The report by analyst Michael Bryan and researcher Susan Byrne points out that younger wage earners typically borrow money in anticipation of making more money in the future but tend to save more as they become older and the prospect of increased earnings decreases."Because of these different patterns of incomes and spending over the course of a life cycle, younger workers tend to have high levels of spending and debt relative to their current income, while middle-aged workers are inclined toward relatively low levels of spending and indebtedness."

Personal savings as a percent of national income fell from 8 percent in 1975 to 3 percent in 1987, triggering many comments that Americans need to learn to save more.
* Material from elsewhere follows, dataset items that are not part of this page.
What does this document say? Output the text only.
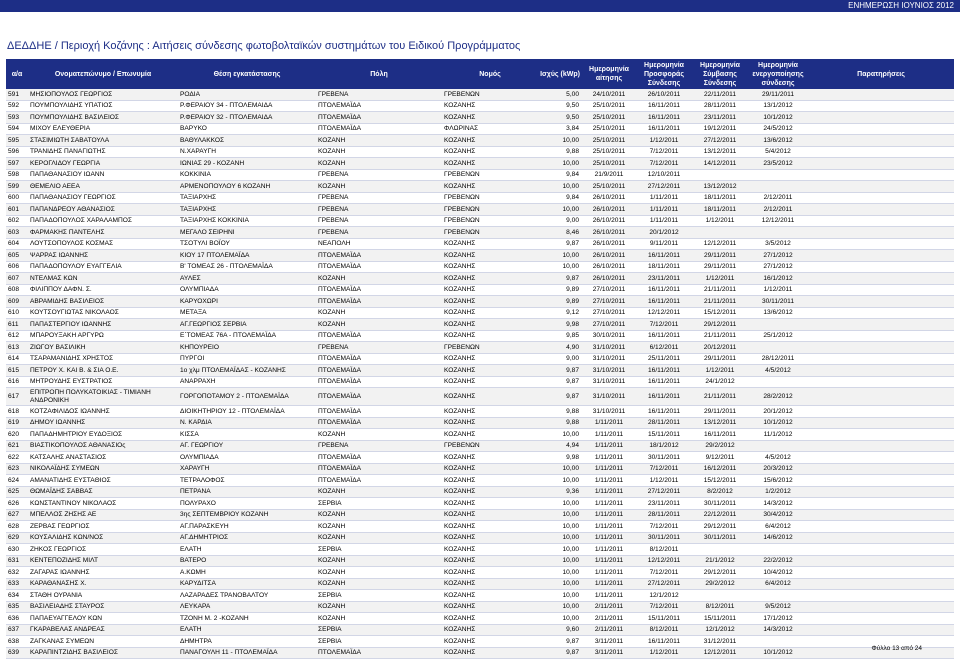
ΕΝΗΜΕΡΩΣΗ ΙΟΥΝΙΟΣ 2012
ΔΕΔΔΗΕ / Περιοχή Κοζάνης : Αιτήσεις σύνδεσης φωτοβολταϊκών συστημάτων του Ειδικού Προγράμματος
α/α	Ονοματεπώνυμο / Επωνυμία	Θέση εγκατάστασης	Πόλη	Νομός	Ισχύς (kWp)	Ημερομηνία αίτησης	Ημερομηνία Προσφοράς Σύνδεσης	Ημερομηνία Σύμβασης Σύνδεσης	Ημερομηνία ενεργοποίησης σύνδεσης	Παρατηρήσεις
591	ΜΗΣΙΟΠΟΥΛΟΣ ΓΕΩΡΓΙΟΣ	ΡΟΔΙΑ	ΓΡΕΒΕΝΑ	ΓΡΕΒΕΝΩΝ	5,00	24/10/2011	26/10/2011	22/11/2011	29/11/2011	
592	ΠΟΥΜΠΟΥΛΙΔΗΣ ΥΠΑΤΙΟΣ	Ρ.ΦΕΡΑΙΟΥ 34 - ΠΤΟΛΕΜΑΙΔΑ	ΠΤΟΛΕΜΑΪΔΑ	ΚΟΖΑΝΗΣ	9,50	25/10/2011	16/11/2011	28/11/2011	13/1/2012	
593	ΠΟΥΜΠΟΥΛΙΔΗΣ ΒΑΣΙΛΕΙΟΣ	Ρ.ΦΕΡΑΙΟΥ 32 - ΠΤΟΛΕΜΑΙΔΑ	ΠΤΟΛΕΜΑΪΔΑ	ΚΟΖΑΝΗΣ	9,50	25/10/2011	16/11/2011	23/11/2011	10/1/2012	
594	ΜΙΧΟΥ ΕΛΕΥΘΕΡΙΑ	ΒΑΡΥΚΟ	ΠΤΟΛΕΜΑΪΔΑ	ΦΛΩΡΙΝΑΣ	3,84	25/10/2011	16/11/2011	19/12/2011	24/5/2012	
595	ΣΤΑΣΙΜΙΩΤΗ ΣΑΒΑΤΟΥΛΑ	ΒΑΘΥΛΑΚΚΟΣ	ΚΟΖΑΝΗ	ΚΟΖΑΝΗΣ	10,00	25/10/2011	1/12/2011	27/12/2011	13/6/2012	
596	ΤΡΑΝΙΔΗΣ ΠΑΝΑΓΙΩΤΗΣ	Ν.ΧΑΡΑΥΓΗ	ΚΟΖΑΝΗ	ΚΟΖΑΝΗΣ	9,88	25/10/2011	7/12/2011	13/12/2011	5/4/2012	
597	ΚΕΡΟΓΛΙΔΟΥ ΓΕΩΡΓΙΑ	ΙΩΝΙΑΣ 29 - ΚΟΖΑΝΗ	ΚΟΖΑΝΗ	ΚΟΖΑΝΗΣ	10,00	25/10/2011	7/12/2011	14/12/2011	23/5/2012	
598	ΠΑΠΑΘΑΝΑΣΙΟΥ ΙΩΑΝΝ	ΚΟΚΚΙΝΙΑ	ΓΡΕΒΕΝΑ	ΓΡΕΒΕΝΩΝ	9,84	21/9/2011	12/10/2011			
599	ΘΕΜΕΛΙΟ ΑΕΕΑ	ΑΡΜΕΝΟΠΟΥΛΟΥ 6 ΚΟΖΑΝΗ	ΚΟΖΑΝΗ	ΚΟΖΑΝΗΣ	10,00	25/10/2011	27/12/2011	13/12/2012		
600	ΠΑΠΑΘΑΝΑΣΙΟΥ ΓΕΩΡΓΙΟΣ	ΤΑΞΙΑΡΧΗΣ	ΓΡΕΒΕΝΑ	ΓΡΕΒΕΝΩΝ	9,84	26/10/2011	1/11/2011	18/11/2011	2/12/2011	
601	ΠΑΠΑΝΔΡΕΟΥ ΑΘΑΝΑΣΙΟΣ	ΤΑΞΙΑΡΧΗΣ	ΓΡΕΒΕΝΑ	ΓΡΕΒΕΝΩΝ	10,00	26/10/2011	1/11/2011	18/11/2011	2/12/2011	
602	ΠΑΠΑΔΟΠΟΥΛΟΣ ΧΑΡΑΛΑΜΠΟΣ	ΤΑΞΙΑΡΧΗΣ ΚΟΚΚΙΝΙΑ	ΓΡΕΒΕΝΑ	ΓΡΕΒΕΝΩΝ	9,00	26/10/2011	1/11/2011	1/12/2011	12/12/2011	
603	ΦΑΡΜΑΚΗΣ ΠΑΝΤΕΛΗΣ	ΜΕΓΑΛΟ ΣΕΙΡΗΝΙ	ΓΡΕΒΕΝΑ	ΓΡΕΒΕΝΩΝ	8,46	26/10/2011	20/1/2012			
604	ΛΟΥΤΣΟΠΟΥΛΟΣ ΚΟΣΜΑΣ	ΤΣΟΤΥΛΙ ΒΟΪΟΥ	ΝΕΑΠΟΛΗ	ΚΟΖΑΝΗΣ	9,87	26/10/2011	9/11/2011	12/12/2011	3/5/2012	
605	ΨΑΡΡΑΣ ΙΩΑΝΝΗΣ	ΚΙΟΥ 17 ΠΤΟΛΕΜΑΪΔΑ	ΠΤΟΛΕΜΑΪΔΑ	ΚΟΖΑΝΗΣ	10,00	26/10/2011	16/11/2011	29/11/2011	27/1/2012	
606	ΠΑΠΑΔΟΠΟΥΛΟΥ ΕΥΑΓΓΕΛΙΑ	Β' ΤΟΜΕΑΣ 26 - ΠΤΟΛΕΜΑΪΔΑ	ΠΤΟΛΕΜΑΪΔΑ	ΚΟΖΑΝΗΣ	10,00	26/10/2011	18/11/2011	29/11/2011	27/1/2012	
607	ΝΤΕΛΜΑΣ ΚΩΝ	ΑΥΛΕΣ	ΚΟΖΑΝΗ	ΚΟΖΑΝΗΣ	9,87	26/10/2011	23/11/2011	1/12/2011	16/1/2012	
608	ΦΙΛΙΠΠΟΥ ΔΑΦΝ. Σ.	ΟΛΥΜΠΙΑΔΑ	ΠΤΟΛΕΜΑΪΔΑ	ΚΟΖΑΝΗΣ	9,89	27/10/2011	16/11/2011	21/11/2011	1/12/2011	
609	ΑΒΡΑΜΙΔΗΣ ΒΑΣΙΛΕΙΟΣ	ΚΑΡΥΟΧΩΡΙ	ΠΤΟΛΕΜΑΪΔΑ	ΚΟΖΑΝΗΣ	9,89	27/10/2011	16/11/2011	21/11/2011	30/11/2011	
610	ΚΟΥΤΣΟΥΓΙΩΤΑΣ ΝΙΚΟΛΑΟΣ	ΜΕΤΑΞΑ	ΚΟΖΑΝΗ	ΚΟΖΑΝΗΣ	9,12	27/10/2011	12/12/2011	15/12/2011	13/6/2012	
611	ΠΑΠΑΣΤΕΡΓΙΟΥ ΙΩΑΝΝΗΣ	ΑΓ.ΓΕΩΡΓΙΟΣ ΣΕΡΒΙΑ	ΚΟΖΑΝΗ	ΚΟΖΑΝΗΣ	9,98	27/10/2011	7/12/2011	29/12/2011		
612	ΜΠΑΡΟΥΞΑΚΗ ΑΡΓΥΡΩ	Ε΄ΤΟΜΕΑΣ 76Α - ΠΤΟΛΕΜΑΪΔΑ	ΠΤΟΛΕΜΑΪΔΑ	ΚΟΖΑΝΗΣ	9,85	30/10/2011	16/11/2011	21/11/2011	25/1/2012	
613	ΖΙΩΓΟΥ ΒΑΣΙΛΙΚΗ	ΚΗΠΟΥΡΕΙΟ	ΓΡΕΒΕΝΑ	ΓΡΕΒΕΝΩΝ	4,90	31/10/2011	6/12/2011	20/12/2011		
614	ΤΣΑΡΑΜΑΝΙΔΗΣ ΧΡΗΣΤΟΣ	ΠΥΡΓΟΙ	ΠΤΟΛΕΜΑΪΔΑ	ΚΟΖΑΝΗΣ	9,00	31/10/2011	25/11/2011	29/11/2011	28/12/2011	
615	ΠΕΤΡΟΥ Χ. ΚΑΙ Β. & ΣΙΑ Ο.Ε.	1ο χλμ ΠΤΟΛΕΜΑΪΔΑΣ - ΚΟΖΑΝΗΣ	ΠΤΟΛΕΜΑΪΔΑ	ΚΟΖΑΝΗΣ	9,87	31/10/2011	16/11/2011	1/12/2011	4/5/2012	
616	ΜΗΤΡΟΥΔΗΣ ΕΥΣΤΡΑΤΙΟΣ	ΑΝΑΡΡΑΧΗ	ΠΤΟΛΕΜΑΪΔΑ	ΚΟΖΑΝΗΣ	9,87	31/10/2011	16/11/2011	24/1/2012		
617	ΕΠΙΤΡΟΠΗ ΠΟΛΥΚΑΤΟΙΚΙΑΣ - ΤΙΜΙΑΝΗ ΑΝΔΡΟΝΙΚΗ	ΓΟΡΓΟΠΟΤΑΜΟΥ 2 - ΠΤΟΛΕΜΑΪΔΑ	ΠΤΟΛΕΜΑΪΔΑ	ΚΟΖΑΝΗΣ	9,87	31/10/2011	16/11/2011	21/11/2011	28/2/2012	
618	ΚΟΤΖΑΦΙΛΙΔΟΣ ΙΩΑΝΝΗΣ	ΔΙΟΙΚΗΤΗΡΙΟΥ 12 - ΠΤΟΛΕΜΑΪΔΑ	ΠΤΟΛΕΜΑΪΔΑ	ΚΟΖΑΝΗΣ	9,88	31/10/2011	16/11/2011	29/11/2011	20/1/2012	
619	ΔΗΜΟΥ ΙΩΑΝΝΗΣ	Ν. ΚΑΡΔΙΑ	ΠΤΟΛΕΜΑΪΔΑ	ΚΟΖΑΝΗΣ	9,88	1/11/2011	28/11/2011	13/12/2011	10/1/2012	
620	ΠΑΠΑΔΗΜΗΤΡΙΟΥ ΕΥΔΟΞΙΟΣ	ΚΙΣΣΑ	ΚΟΖΑΝΗ	ΚΟΖΑΝΗΣ	10,00	1/11/2011	15/11/2011	16/11/2011	11/1/2012	
621	ΒΙΑΣΤΙΚΟΠΟΥΛΟΣ ΑΘΑΝΑΣΙΟς	ΑΓ. ΓΕΩΡΓΙΟΥ	ΓΡΕΒΕΝΑ	ΓΡΕΒΕΝΩΝ	4,94	1/11/2011	18/1/2012	29/2/2012		
622	ΚΑΤΣΑΛΗΣ ΑΝΑΣΤΑΣΙΟΣ	ΟΛΥΜΠΙΑΔΑ	ΠΤΟΛΕΜΑΪΔΑ	ΚΟΖΑΝΗΣ	9,98	1/11/2011	30/11/2011	9/12/2011	4/5/2012	
623	ΝΙΚΟΛΑΪΔΗΣ ΣΥΜΕΩΝ	ΧΑΡΑΥΓΗ	ΠΤΟΛΕΜΑΪΔΑ	ΚΟΖΑΝΗΣ	10,00	1/11/2011	7/12/2011	16/12/2011	20/3/2012	
624	ΑΜΑΝΑΤΙΔΗΣ ΕΥΣΤΑΘΙΟΣ	ΤΕΤΡΑΛΟΦΟΣ	ΠΤΟΛΕΜΑΪΔΑ	ΚΟΖΑΝΗΣ	10,00	1/11/2011	1/12/2011	15/12/2011	15/6/2012	
625	ΘΩΜΑΪΔΗΣ ΣΑΒΒΑΣ	ΠΕΤΡΑΝΑ	ΚΟΖΑΝΗ	ΚΟΖΑΝΗΣ	9,36	1/11/2011	27/12/2011	8/2/2012	1/2/2012	
626	ΚΩΝΣΤΑΝΤΙΝΟΥ ΝΙΚΟΛΑΟΣ	ΠΟΛΥΡΑΧΟ	ΣΕΡΒΙΑ	ΚΟΖΑΝΗΣ	10,00	1/11/2011	23/11/2011	30/11/2011	14/3/2012	
627	ΜΠΕΛΛΟΣ ΖΗΣΗΣ ΑΕ	3ης ΣΕΠΤΕΜΒΡΙΟΥ ΚΟΖΑΝΗ	ΚΟΖΑΝΗ	ΚΟΖΑΝΗΣ	10,00	1/11/2011	28/11/2011	22/12/2011	30/4/2012	
628	ΖΕΡΒΑΣ ΓΕΩΡΓΙΟΣ	ΑΓ.ΠΑΡΑΣΚΕΥΗ	ΚΟΖΑΝΗ	ΚΟΖΑΝΗΣ	10,00	1/11/2011	7/12/2011	29/12/2011	6/4/2012	
629	ΚΟΥΣΑΛΙΔΗΣ ΚΩΝ/ΝΟΣ	ΑΓ.ΔΗΜΗΤΡΙΟΣ	ΚΟΖΑΝΗ	ΚΟΖΑΝΗΣ	10,00	1/11/2011	30/11/2011	30/11/2011	14/6/2012	
630	ΖΗΚΟΣ ΓΕΩΡΓΙΟΣ	ΕΛΑΤΗ	ΣΕΡΒΙΑ	ΚΟΖΑΝΗΣ	10,00	1/11/2011	8/12/2011			
631	ΚΕΝΤΕΠΟΖΙΔΗΣ ΜΙΛΤ	ΒΑΤΕΡΟ	ΚΟΖΑΝΗ	ΚΟΖΑΝΗΣ	10,00	1/11/2011	12/12/2011	21/1/2012	22/2/2012	
632	ΖΑΓΑΡΑΣ ΙΩΑΝΝΗΣ	Α.ΚΩΜΗ	ΚΟΖΑΝΗ	ΚΟΖΑΝΗΣ	10,00	1/11/2011	7/12/2011	29/12/2011	10/4/2012	
633	ΚΑΡΑΘΑΝΑΣΗΣ Χ.	ΚΑΡΥΔΙΤΣΑ	ΚΟΖΑΝΗ	ΚΟΖΑΝΗΣ	10,00	1/11/2011	27/12/2011	29/2/2012	6/4/2012	
634	ΣΤΑΘΗ ΟΥΡΑΝΙΑ	ΛΑΖΑΡΑΔΕΣ ΤΡΑΝΟΒΑΛΤΟΥ	ΣΕΡΒΙΑ	ΚΟΖΑΝΗΣ	10,00	1/11/2011	12/1/2012			
635	ΒΑΣΙΛΕΙΑΔΗΣ ΣΤΑΥΡΟΣ	ΛΕΥΚΑΡΑ	ΚΟΖΑΝΗ	ΚΟΖΑΝΗΣ	10,00	2/11/2011	7/12/2011	8/12/2011	9/5/2012	
636	ΠΑΠΑΕΥΑΓΓΕΛΟΥ ΚΩΝ	ΤΖΟΝΗ Μ. 2 -ΚΟΖΑΝΗ	ΚΟΖΑΝΗ	ΚΟΖΑΝΗΣ	10,00	2/11/2011	15/11/2011	15/11/2011	17/1/2012	
637	ΓΚΑΡΑΒΕΛΑΣ ΑΝΔΡΕΑΣ	ΕΛΑΤΗ	ΣΕΡΒΙΑ	ΚΟΖΑΝΗΣ	9,60	2/11/2011	8/12/2011	12/1/2012	14/3/2012	
638	ΖΑΓΚΑΝΑΣ ΣΥΜΕΩΝ	ΔΗΜΗΤΡΑ	ΣΕΡΒΙΑ	ΚΟΖΑΝΗΣ	9,87	3/11/2011	16/11/2011	31/12/2011		
639	ΚΑΡΑΠΙΝΤΖΙΔΗΣ ΒΑΣΙΛΕΙΟΣ	ΠΑΝΑΓΟΥΛΗ 11 - ΠΤΟΛΕΜΑΪΔΑ	ΠΤΟΛΕΜΑΪΔΑ	ΚΟΖΑΝΗΣ	9,87	3/11/2011	1/12/2011	12/12/2011	10/1/2012	
Φύλλο 13 από 24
But during the same time, the age of the work force became younger.

Personal income typically levels off at about age 40, and by 1986 the oldest members of the baby-boom generation celebrated their 40th birthdays.

"Since then, the lifetime earnings potential of the labor force has fallen abruptly relative to current income," their report said. "This reflects a labor force near the peak of its age-earnings profile, with an average age that has been rising.

"Consistent with these trends, the rate of personal savings has escalated and we have begun to reduce our dependence on foreign capital."

The report points out that since 1987 the personal savings rate has increased from 3 percent to 5 percent of national income.

The Census Bureau is projecting the 20- to 34-year-old age group will fall from 43 percent of the working-age population to about 35 percent within 10 years.

"This trend will likely exert upward pressure on personal savings rates and downward pressure on real U.S. interest rates, discouraging foreign capital inflows in the process," the report said.